The poverty of the family was viscerally apparent in the meagre and tattered furnishings, the four small rooms (one a barren kitchen) to house six children and four adults, the black & white TV’s permanently distorted, flickering image, the diaper made of a terrycloth rag. There are two adult women in their early thirties who are HIV+ and their children. At least three children are “positive” and suffer from AIDS related disabilities. One mother had waited too long to be tested; instead, she got very ill, was hospitalized and diagnosed with TB and HIV in the hospital. Her “denial” extended to her children, one of whom had just returned from the clinic the day we were there, where she had finally been tested for the virus and found to be positive.

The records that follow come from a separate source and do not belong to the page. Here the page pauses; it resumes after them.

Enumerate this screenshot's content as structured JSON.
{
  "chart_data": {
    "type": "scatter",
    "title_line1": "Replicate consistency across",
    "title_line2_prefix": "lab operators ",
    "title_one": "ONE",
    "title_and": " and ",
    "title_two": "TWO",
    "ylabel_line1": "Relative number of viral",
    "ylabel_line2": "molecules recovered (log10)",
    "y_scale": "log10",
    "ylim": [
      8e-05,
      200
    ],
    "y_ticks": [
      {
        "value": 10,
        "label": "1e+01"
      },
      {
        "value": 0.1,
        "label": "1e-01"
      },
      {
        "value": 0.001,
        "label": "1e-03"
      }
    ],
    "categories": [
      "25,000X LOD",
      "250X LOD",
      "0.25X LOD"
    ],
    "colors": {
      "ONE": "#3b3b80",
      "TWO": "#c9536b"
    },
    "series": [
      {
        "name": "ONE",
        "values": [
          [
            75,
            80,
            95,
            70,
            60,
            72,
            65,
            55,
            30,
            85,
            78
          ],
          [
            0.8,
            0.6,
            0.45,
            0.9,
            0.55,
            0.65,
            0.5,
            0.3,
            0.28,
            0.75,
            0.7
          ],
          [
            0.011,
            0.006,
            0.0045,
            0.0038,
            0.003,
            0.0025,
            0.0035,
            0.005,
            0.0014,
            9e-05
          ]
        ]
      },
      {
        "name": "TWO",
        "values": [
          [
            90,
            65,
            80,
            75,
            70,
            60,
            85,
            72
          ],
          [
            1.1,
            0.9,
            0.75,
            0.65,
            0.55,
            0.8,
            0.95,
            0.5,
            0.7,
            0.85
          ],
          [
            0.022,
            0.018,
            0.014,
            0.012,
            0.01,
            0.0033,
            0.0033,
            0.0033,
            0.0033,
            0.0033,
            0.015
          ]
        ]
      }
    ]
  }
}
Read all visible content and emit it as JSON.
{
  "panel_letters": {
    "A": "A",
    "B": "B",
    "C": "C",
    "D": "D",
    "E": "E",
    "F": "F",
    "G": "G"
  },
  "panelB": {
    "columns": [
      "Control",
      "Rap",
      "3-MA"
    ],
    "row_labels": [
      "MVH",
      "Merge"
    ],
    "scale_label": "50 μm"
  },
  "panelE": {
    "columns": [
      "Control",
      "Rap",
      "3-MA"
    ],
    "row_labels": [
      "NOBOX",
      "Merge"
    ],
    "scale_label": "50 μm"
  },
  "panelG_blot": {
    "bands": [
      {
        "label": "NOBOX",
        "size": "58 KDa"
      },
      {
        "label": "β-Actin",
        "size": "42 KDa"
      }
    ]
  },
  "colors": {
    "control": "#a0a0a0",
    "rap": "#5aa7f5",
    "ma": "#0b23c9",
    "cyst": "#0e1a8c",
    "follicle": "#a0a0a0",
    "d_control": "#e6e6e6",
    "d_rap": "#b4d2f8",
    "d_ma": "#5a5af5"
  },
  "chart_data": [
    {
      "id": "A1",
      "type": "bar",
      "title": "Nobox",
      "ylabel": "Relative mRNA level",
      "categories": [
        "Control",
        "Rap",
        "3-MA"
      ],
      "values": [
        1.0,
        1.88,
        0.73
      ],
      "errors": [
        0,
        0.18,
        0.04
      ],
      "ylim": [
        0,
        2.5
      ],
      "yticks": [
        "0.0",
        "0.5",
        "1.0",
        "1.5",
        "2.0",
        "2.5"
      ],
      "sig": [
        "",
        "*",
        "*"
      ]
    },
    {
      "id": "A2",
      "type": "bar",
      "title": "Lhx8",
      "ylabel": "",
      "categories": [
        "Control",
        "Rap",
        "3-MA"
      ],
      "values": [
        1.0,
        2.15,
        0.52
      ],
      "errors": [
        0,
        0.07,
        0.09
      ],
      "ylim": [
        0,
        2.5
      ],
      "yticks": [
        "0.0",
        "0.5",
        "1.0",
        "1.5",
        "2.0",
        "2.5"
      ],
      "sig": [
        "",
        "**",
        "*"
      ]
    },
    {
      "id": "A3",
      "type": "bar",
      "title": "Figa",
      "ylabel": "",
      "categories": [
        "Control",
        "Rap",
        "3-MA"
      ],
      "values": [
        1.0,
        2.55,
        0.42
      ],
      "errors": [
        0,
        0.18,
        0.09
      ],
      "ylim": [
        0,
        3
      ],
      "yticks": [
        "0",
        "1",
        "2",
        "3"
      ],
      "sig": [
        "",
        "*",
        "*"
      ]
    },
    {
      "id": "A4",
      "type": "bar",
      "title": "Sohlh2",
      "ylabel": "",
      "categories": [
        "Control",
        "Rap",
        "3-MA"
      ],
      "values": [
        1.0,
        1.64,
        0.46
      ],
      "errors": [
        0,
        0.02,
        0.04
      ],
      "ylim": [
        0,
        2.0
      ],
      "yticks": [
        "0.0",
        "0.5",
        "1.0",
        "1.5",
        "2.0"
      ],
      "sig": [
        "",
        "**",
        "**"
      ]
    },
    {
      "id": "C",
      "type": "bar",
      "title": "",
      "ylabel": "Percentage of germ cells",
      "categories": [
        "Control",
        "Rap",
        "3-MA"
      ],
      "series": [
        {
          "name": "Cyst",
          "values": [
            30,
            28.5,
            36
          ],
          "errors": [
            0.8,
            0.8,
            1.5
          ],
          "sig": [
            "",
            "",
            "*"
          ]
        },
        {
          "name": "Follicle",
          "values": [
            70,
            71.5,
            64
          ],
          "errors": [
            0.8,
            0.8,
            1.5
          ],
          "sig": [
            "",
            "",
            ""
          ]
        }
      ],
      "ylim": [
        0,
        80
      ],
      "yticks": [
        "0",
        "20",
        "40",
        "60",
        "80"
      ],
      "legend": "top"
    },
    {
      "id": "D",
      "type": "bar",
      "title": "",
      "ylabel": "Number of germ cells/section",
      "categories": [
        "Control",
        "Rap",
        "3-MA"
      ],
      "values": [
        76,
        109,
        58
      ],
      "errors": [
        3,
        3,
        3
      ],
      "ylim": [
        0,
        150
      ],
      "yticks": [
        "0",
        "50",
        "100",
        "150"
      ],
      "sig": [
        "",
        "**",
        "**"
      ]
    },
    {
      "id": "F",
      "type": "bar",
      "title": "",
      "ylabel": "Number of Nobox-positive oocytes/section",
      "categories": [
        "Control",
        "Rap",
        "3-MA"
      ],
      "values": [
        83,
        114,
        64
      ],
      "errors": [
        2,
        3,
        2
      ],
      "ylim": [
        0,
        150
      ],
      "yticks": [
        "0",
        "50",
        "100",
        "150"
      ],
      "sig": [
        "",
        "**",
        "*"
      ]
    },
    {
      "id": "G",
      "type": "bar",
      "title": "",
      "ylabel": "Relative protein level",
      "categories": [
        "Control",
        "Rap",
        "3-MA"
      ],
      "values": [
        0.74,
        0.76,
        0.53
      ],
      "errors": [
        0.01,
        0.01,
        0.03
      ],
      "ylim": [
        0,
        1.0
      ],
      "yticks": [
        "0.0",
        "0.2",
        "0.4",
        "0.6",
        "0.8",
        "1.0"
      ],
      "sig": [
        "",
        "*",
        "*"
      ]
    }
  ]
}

As is typically the case when a white professional tries to work with Africans, I needed someone to act as translator; the family members were Zulu and most spoke no or only rudimentary English. There are eleven official languages in South Africa, all of which are represented in Soweto, the countries largest black township. This need for translation creates a very interesting, unconventional process for “therapy;” much of the time I was being a “Psychologist” for the family, I sat listening to extensive exchanges between Meisie and the others, usually brought on by one of my exploratory questions. At one point, I turned to the sick mother and asked what Meisie was saying to her aunt; the mother informed me that Meisie was lecturing the aunt about her unreasonable behaviour! Amazingly, a small shift in the family process emerged as a result of our visit, which was identified by the clients themselves.

The above family visit may be the first and last of my family visits in Soweto! The past three days, an audit at Cotlands has meant that Meisie’s time at the Center in Soweto has been limited. Monday and Tuesday, we represented Cotlands at the Center while a volunteer group ("One World") faciltated groups of grannies and mothers in the creation of Memory Books (I hope to describe these in a later posting). Today, Meisie has been caught up in audit meetings all day, so I’ve been reading an article (Rochat, Tamsen & Hough, Angela (July 2007). Enhancing resilience in children affected by HIV and AIDS. Human Sciences Research Council) and creating this blog.